更好的方法是「半全域比对法(semi global matching, SGM)」。该方法针对多于一个方向(4、8或16)的每个像素计算平滑度代价函数。代价函数计算如图六所示,目的是为每个像素优化多方向的代价函数S(p,d),并确保平滑视差图。 SGM的原始文件建议用16个方向优化代价函数,而实作上已经尝试了2、4和8个方向。



图六 : SGM优化代价函数方程式
图六 : SGM优化代价函数方程式

SGM代价函数和优化算法的具体实现如图七所示。使用伪代码段,可以很容易进行记忆体、运算效能和最终的硬体复杂度条件评估,即时实现SGM运算。



图七 : 实施SGM的伪代码
图七 : 实施SGM的伪代码

视差计算对运算效能和记忆体的需求

可想而知,上述计算对ADAS应用来说是很重的运算负担。一个典型的前置立体摄影机装置,是一组以每秒30格的速度进行拍摄的1百万画素摄影机。视差计算处理的第一步骤是秩转换。典型的秩转换是Census Transformation转换或略微修改的版本,两者所需的输入都是立体影像,输出则是经过Census Transformation转换的影像对。

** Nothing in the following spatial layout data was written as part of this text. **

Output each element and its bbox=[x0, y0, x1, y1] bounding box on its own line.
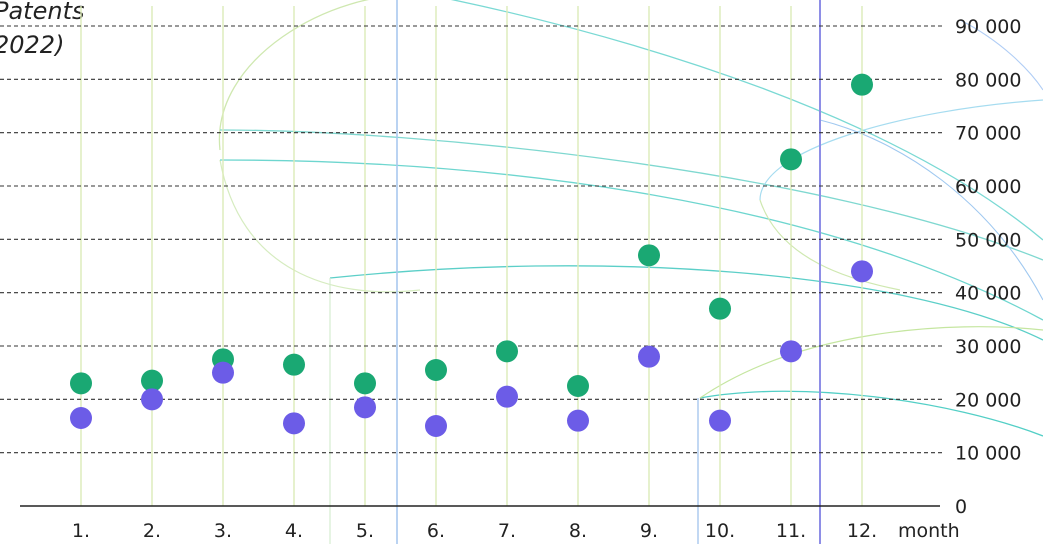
chart-title: Patents 2022) bbox=[0, 0, 84, 62]
y-tick-label: 90 000 bbox=[955, 16, 1021, 38]
y-tick-label: 40 000 bbox=[955, 283, 1021, 305]
x-tick-label: 3. bbox=[214, 520, 232, 542]
series-1-point-12 bbox=[851, 73, 873, 96]
series-2-point-4 bbox=[283, 412, 305, 435]
series-2-point-10 bbox=[709, 409, 731, 432]
decor-curve-8 bbox=[699, 326, 1043, 399]
series-1-point-6 bbox=[425, 359, 447, 381]
x-tick-labels: 1. 2. 3. 4. 5. 6. 7. 8. 9. 10. 11. 12. month bbox=[72, 520, 960, 542]
vertical-gridlines bbox=[80, 6, 863, 506]
decor-curve-12 bbox=[959, 19, 1043, 91]
series-2-point-12 bbox=[851, 260, 873, 283]
decor-curve-10 bbox=[759, 199, 901, 291]
y-tick-label: 60 000 bbox=[955, 176, 1021, 198]
y-tick-label: 50 000 bbox=[955, 229, 1021, 251]
x-tick-label: 9. bbox=[640, 520, 658, 542]
series-2-point-3 bbox=[212, 361, 234, 384]
data-points bbox=[70, 73, 873, 437]
decor-curve-1 bbox=[218, 0, 370, 151]
y-tick-label: 0 bbox=[955, 496, 967, 518]
x-tick-label: 5. bbox=[356, 520, 374, 542]
background-decoration bbox=[218, 0, 1043, 544]
x-tick-label: 10. bbox=[705, 520, 735, 542]
series-1-point-4 bbox=[283, 353, 305, 376]
y-tick-label: 20 000 bbox=[955, 389, 1021, 411]
series-1-point-5 bbox=[354, 372, 376, 395]
series-1-point-1 bbox=[70, 372, 92, 395]
x-tick-label: 7. bbox=[498, 520, 516, 542]
y-tick-label: 70 000 bbox=[955, 123, 1021, 145]
decor-curve-7 bbox=[699, 390, 1043, 437]
decor-curve-5 bbox=[329, 265, 1043, 341]
y-tick-label: 30 000 bbox=[955, 336, 1021, 358]
chart-title-line-2: 2022) bbox=[0, 31, 65, 59]
series-1-point-9 bbox=[638, 244, 660, 267]
x-tick-label: 2. bbox=[143, 520, 161, 542]
decor-curve-6 bbox=[450, 0, 1043, 241]
y-tick-labels: 0 10 000 20 000 30 000 40 000 50 000 60 000 70 … bbox=[955, 16, 1021, 518]
series-2-point-7 bbox=[496, 385, 518, 408]
series-1-point-2 bbox=[141, 369, 163, 392]
x-tick-label: 12. bbox=[847, 520, 877, 542]
decor-curve-3 bbox=[219, 129, 1043, 261]
series-2-point-1 bbox=[70, 407, 92, 429]
y-tick-label: 10 000 bbox=[955, 443, 1021, 465]
y-tick-label: 80 000 bbox=[955, 69, 1021, 91]
x-tick-label: 1. bbox=[72, 520, 90, 542]
series-1-point-8 bbox=[567, 375, 589, 397]
decor-curve-4 bbox=[219, 159, 1043, 321]
x-tick-label: 11. bbox=[776, 520, 806, 542]
series-2-point-2 bbox=[141, 388, 163, 411]
series-2-point-8 bbox=[567, 409, 589, 432]
series-2-point-11 bbox=[780, 340, 802, 363]
series-2-point-6 bbox=[425, 415, 447, 437]
x-tick-label: 6. bbox=[427, 520, 445, 542]
x-tick-label: 4. bbox=[285, 520, 303, 542]
series-2-point-9 bbox=[638, 345, 660, 368]
chart-title-line-1: Patents bbox=[0, 0, 85, 25]
series-1-point-11 bbox=[780, 148, 802, 171]
horizontal-gridlines bbox=[0, 25, 944, 454]
x-axis-label: month bbox=[898, 520, 960, 542]
series-1-point-7 bbox=[496, 340, 518, 363]
series-2-point-5 bbox=[354, 396, 376, 419]
decor-curve-9 bbox=[759, 99, 1043, 201]
series-1-point-10 bbox=[709, 297, 731, 320]
x-tick-label: 8. bbox=[569, 520, 587, 542]
decor-curve-11 bbox=[819, 119, 1043, 301]
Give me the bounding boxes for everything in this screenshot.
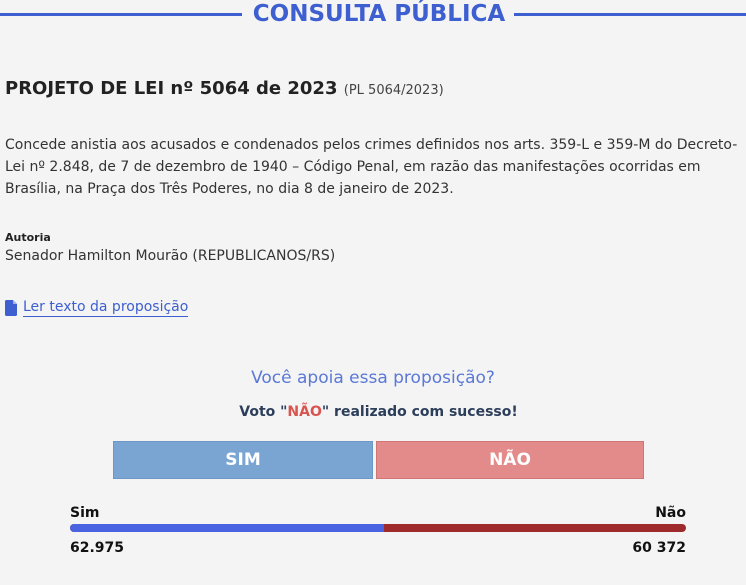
header-rule-right bbox=[514, 13, 746, 16]
vote-sim-button[interactable]: SIM bbox=[113, 441, 373, 479]
page-title: CONSULTA PÚBLICA bbox=[252, 1, 506, 27]
result-sim-label: Sim bbox=[70, 505, 100, 521]
result-nao-label: Não bbox=[655, 505, 686, 521]
vote-msg-choice: NÃO bbox=[287, 404, 322, 420]
vote-msg-prefix: Voto " bbox=[239, 404, 288, 420]
result-sim-count: 62.975 bbox=[70, 540, 125, 556]
vote-nao-button[interactable]: NÃO bbox=[376, 441, 644, 479]
document-icon bbox=[5, 300, 17, 316]
proposal-title: PROJETO DE LEI nº 5064 de 2023 (PL 5064/… bbox=[5, 78, 444, 99]
result-nao-count: 60 372 bbox=[632, 540, 686, 556]
vote-question: Você apoia essa proposição? bbox=[251, 368, 495, 388]
results-bar-sim-fill bbox=[70, 524, 385, 532]
vote-success-message: Voto "NÃO" realizado com sucesso! bbox=[0, 404, 746, 420]
vote-msg-suffix: " realizado com sucesso! bbox=[321, 404, 518, 420]
proposal-code: (PL 5064/2023) bbox=[343, 83, 444, 98]
read-proposal-link-text[interactable]: Ler texto da proposição bbox=[23, 299, 189, 317]
header-rule-left bbox=[0, 13, 242, 16]
results-bar bbox=[70, 524, 686, 532]
proposal-ementa: Concede anistia aos acusados e condenado… bbox=[5, 137, 738, 197]
proposal-title-text: PROJETO DE LEI nº 5064 de 2023 bbox=[5, 78, 338, 99]
header: CONSULTA PÚBLICA bbox=[0, 0, 746, 30]
autoria-value: Senador Hamilton Mourão (REPUBLICANOS/RS… bbox=[5, 248, 336, 264]
read-proposal-link[interactable]: Ler texto da proposição bbox=[5, 299, 189, 317]
autoria-label: Autoria bbox=[5, 231, 51, 244]
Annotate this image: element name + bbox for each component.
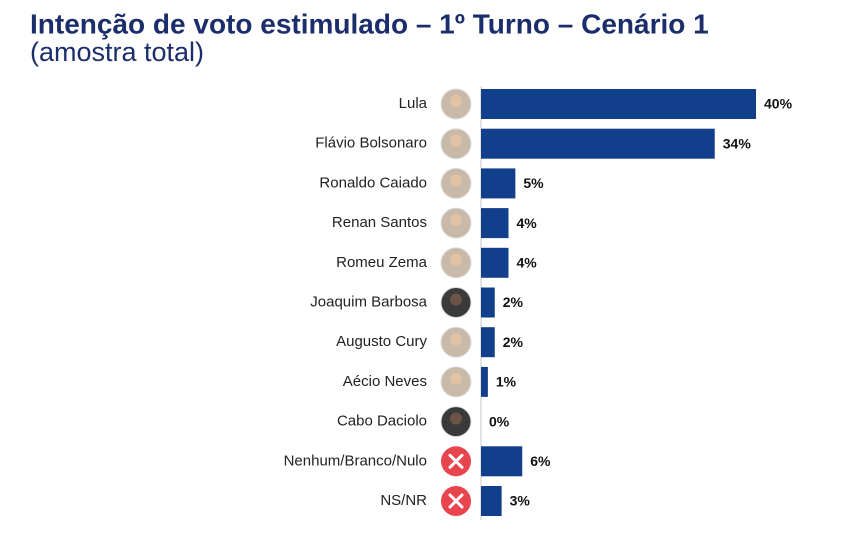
category-label: Cabo Daciolo: [337, 413, 427, 430]
value-label: 4%: [517, 215, 538, 231]
bar: [481, 486, 502, 516]
bar: [481, 287, 495, 318]
value-label: 3%: [510, 493, 531, 509]
avatar-face: [450, 134, 462, 147]
category-label: Lula: [399, 95, 428, 112]
avatar-face: [450, 174, 462, 187]
category-label: Ronaldo Caiado: [319, 174, 427, 191]
value-label: 6%: [530, 453, 551, 469]
bar: [481, 208, 509, 239]
category-label: Nenhum/Branco/Nulo: [284, 452, 427, 469]
avatar-face: [450, 333, 462, 346]
avatar-face: [450, 214, 462, 227]
bar: [481, 89, 756, 119]
avatar-face: [450, 95, 462, 107]
none-icon-x: [448, 493, 464, 509]
bar: [481, 327, 495, 358]
none-icon-x: [448, 453, 464, 469]
category-label: Renan Santos: [332, 214, 427, 231]
category-label: Augusto Cury: [336, 333, 427, 350]
bar: [481, 247, 509, 278]
category-label: Joaquim Barbosa: [310, 293, 427, 310]
category-label: Flávio Bolsonaro: [315, 135, 427, 152]
value-label: 2%: [503, 294, 524, 310]
value-label: 4%: [517, 255, 538, 271]
category-label: NS/NR: [380, 492, 427, 509]
avatar-face: [450, 293, 462, 306]
bar: [481, 446, 523, 477]
category-label: Aécio Neves: [343, 373, 427, 390]
avatar-face: [450, 412, 462, 425]
bar: [481, 366, 488, 397]
value-label: 40%: [764, 96, 793, 112]
avatar-face: [450, 372, 462, 385]
value-label: 34%: [723, 135, 752, 151]
value-label: 1%: [496, 374, 517, 390]
category-label: Romeu Zema: [336, 254, 428, 271]
bar: [481, 128, 715, 159]
chart-title: Intenção de voto estimulado – 1º Turno –…: [30, 8, 709, 39]
value-label: 5%: [523, 175, 544, 191]
avatar-face: [450, 253, 462, 266]
bar: [481, 168, 516, 199]
chart-subtitle: (amostra total): [30, 37, 204, 67]
value-label: 0%: [489, 413, 510, 429]
value-label: 2%: [503, 334, 524, 350]
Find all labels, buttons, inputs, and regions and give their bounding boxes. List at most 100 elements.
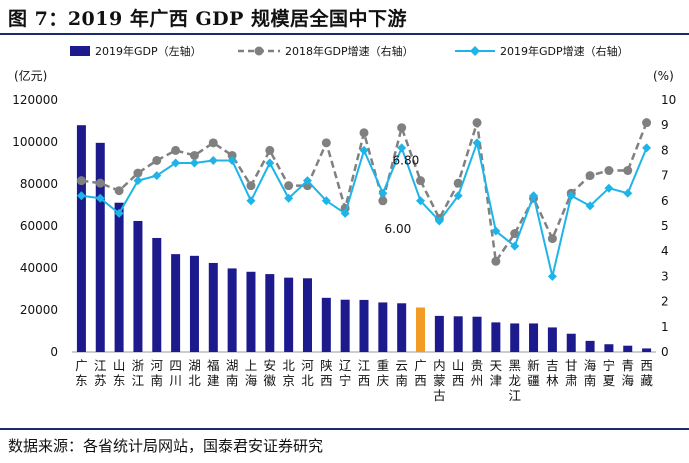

以画素点为中心的N×N区块所需的Census Transformation运算,是执行6,000万次N×N Census Transformation转换。每一次对N×N区块的画素进行Census Transformation转换,需要N2次比对运算。其他涉及的秩转换需要对每个画素进行N2次点排列。保守估计,未来几年实际部署在车辆上的系统,最少须进行6,000万x N2次的秩转换比对运算。


流程的第二步骤是影像校准,以利极线视差搜寻在水平线上进行。第三步骤比较有趣,它针对每个画素和视差组合计算C(p,d),Lr(p,d)和S(p,d)(参见图七)。如果C(p,d)按区块进行SAD操作且区块大小是N×N,所需的系统范围大约200公尺,距离精确度以半画素视差计算,则系统需要计算C(p, d)用于64-128种视差可能性。使用这些参数的C(p,d)的总运算需求为每秒执行6,000万 × N2 × 128次SAD操作。Lr(p,d)的计算则须对每个画素在“r”个可能的方向进行运算,因此必须进行6,000万x128 x r次计算。一个画素的计算需要五次加法运算(如果把减法当作一种特别形式的加法)和一次最小侦查搜寻操作。加总起来,每秒的Lr(p,d)的计算需要6,000万 × 128 × r × 5次加法和6,000万 × 128× r次最小值计算。



图八 : 影像秩转换范例。图的左边是简单的Census Transformation转换,右边称为「全秩转换」。
图八 : 影像秩转换范例。图的左边是简单的Census Transformation转换,右边称为「全秩转换」。

对于每个可能的画素和视差值,S(p,d)计算需进行r次,每次计算S(p,d)需要“r”次加法和一次比对。执行此计算的每秒总操作数为6,000万 × 128 × r 次加法和6,000万 × 128次比对。将这三个计算相加,一个精确的SGM视差计算引擎,运行在1百万画素每秒30格的摄影机上,进行128个视差可能性计算,每秒必须执行大约1 Tera的操作(加法、减法、寻找最小值)。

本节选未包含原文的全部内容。